Wall Street finished in red territory yesterday, loosing its footing around lunch time as investors retreated after European debt woes returned to the forefront. European leaders failed to provide a concrete plan for dealing with the ongoing debt crisis in their latest meeting on Tuesday. However, German and French leaders did propose a tax on financial transactions, but dismissed the proposition to issue Euro-zone bonds. Amidst the ongoing uncertainty, gold made yet another move higher, surging by $30 during Tuesday’s trading session and closing right around $1,790. Crude oil futures faced some headwinds as volatility kept prices range-bound for the majority of the day, managing to close right above $87 a barrel.
August has been quite brutal for equity investors and since the begging of the month the S&P 500 has lost over 7% as of today. While the market has considerably come off its 8/9/2011 lows, certain asset classes, such as MLPs, have managed to stage a much stronger rebound. When considering the time frame mentioned above (8/1/2011 to 8/16/2011), the Alerian MLP Index (AMJ) is a great candidate for our chart to watch since this product has respectably held its ground and shed just over 1% [see Talking MLP ETFs With Kenny Feng Of Alerian].

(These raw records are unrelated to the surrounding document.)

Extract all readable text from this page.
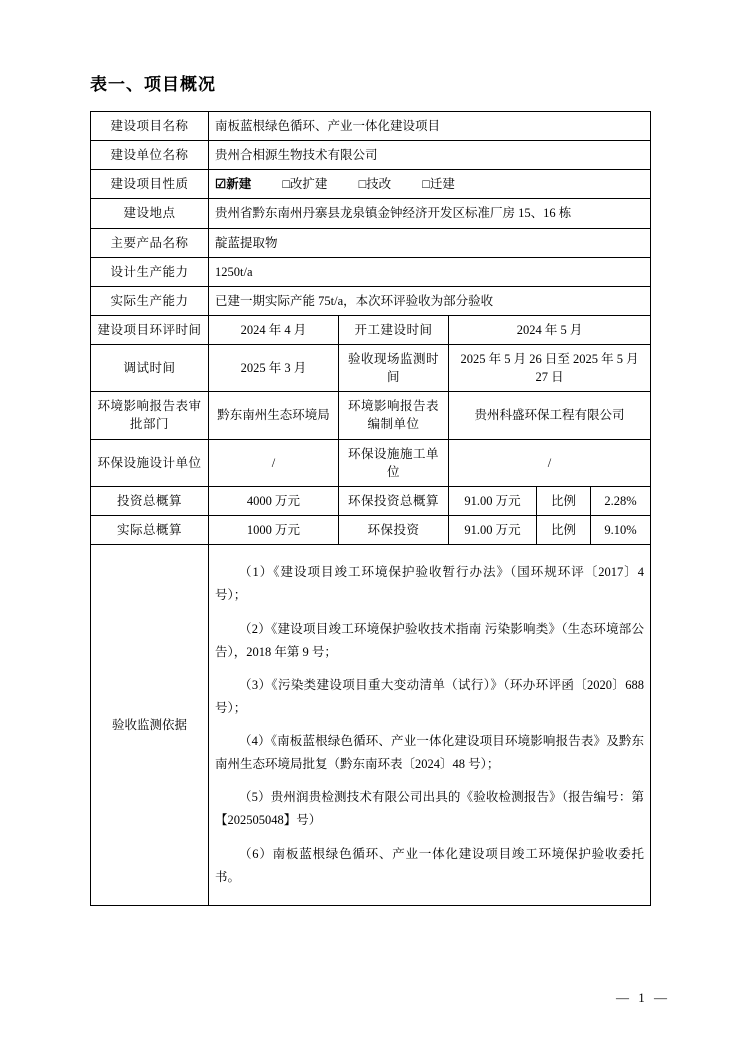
表一、项目概况
建设项目名称	南板蓝根绿色循环、产业一体化建设项目				
建设单位名称	贵州合相源生物技术有限公司				
建设项目性质	☑新建 □改扩建 □技改 □迁建				
建设地点	贵州省黔东南州丹寨县龙泉镇金钟经济开发区标准厂房 15、16 栋				
主要产品名称	靛蓝提取物				
设计生产能力	1250t/a				
实际生产能力	已建一期实际产能 75t/a，本次环评验收为部分验收				
建设项目环评时间	2024 年 4 月	开工建设时间	2024 年 5 月		
调试时间	2025 年 3 月	验收现场监测时间	2025 年 5 月 26 日至 2025 年 5 月 27 日		
环境影响报告表审批部门	黔东南州生态环境局	环境影响报告表编制单位	贵州科盛环保工程有限公司		
环保设施设计单位	/	环保设施施工单位	/		
投资总概算	4000 万元	环保投资总概算	91.00 万元	比例	2.28%
实际总概算	1000 万元	环保投资	91.00 万元	比例	9.10%
验收监测依据	

（1）《建设项目竣工环境保护验收暂行办法》（国环规环评〔2017〕4 号）；

（2）《建设项目竣工环境保护验收技术指南 污染影响类》（生态环境部公告），2018 年第 9 号；

（3）《污染类建设项目重大变动清单（试行）》（环办环评函〔2020〕688 号）；

（4）《南板蓝根绿色循环、产业一体化建设项目环境影响报告表》及黔东南州生态环境局批复（黔东南环表〔2024〕48 号）；

（5）贵州润贵检测技术有限公司出具的《验收检测报告》（报告编号：第【202505048】号）

（6）南板蓝根绿色循环、产业一体化建设项目竣工环境保护验收委托书。

— 1 —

AMJ is without a doubt in a very strong long-term uptrend, and the fund is currently in an interesting spot considering that it’s trading below its 200-day moving average (yellow line) for the first time since its inception [see AMJ Charts]. The recent dip was without a doubt an excellent entry point for long-term energy bulls.
This fund has staged quite the come-back following the most recent sell-off last week, and is now very close to trading back above its 200-day moving average once again. Although MLPs are largely correlated with equity market performance, its evident that this time around the asset-class has better held its ground as investors have flocked back to this corner of the market much more aggressively than equity funds as a whole [see AMJ Fact Sheet].
AMJ appears to have resumed its ongoing uptrend since the fund is practically trading at levels prior to the recent sell-off. From a technical perspective however, caution should still be exercised as the fund remains below its 200-day moving average [consider MLP ETFs: Fact And Fiction]. Assuming the worst is behind us, AMJ can certainly climb to $38 a share and beyond over the coming weeks. In terms of downside, if equity market weakness persists and carries over into the energy corner, support for AMJ comes in at $35 a share, while a close below that easily brings the $32 level in sight. Conservative investors should consider going long after AMJ closes above $37 a share for two or more consecutive days. As always, investors of all experience levels are advised to use stop-loss orders and practice disciplined profit taking techniques.
Disclosure: No positions at time of writing.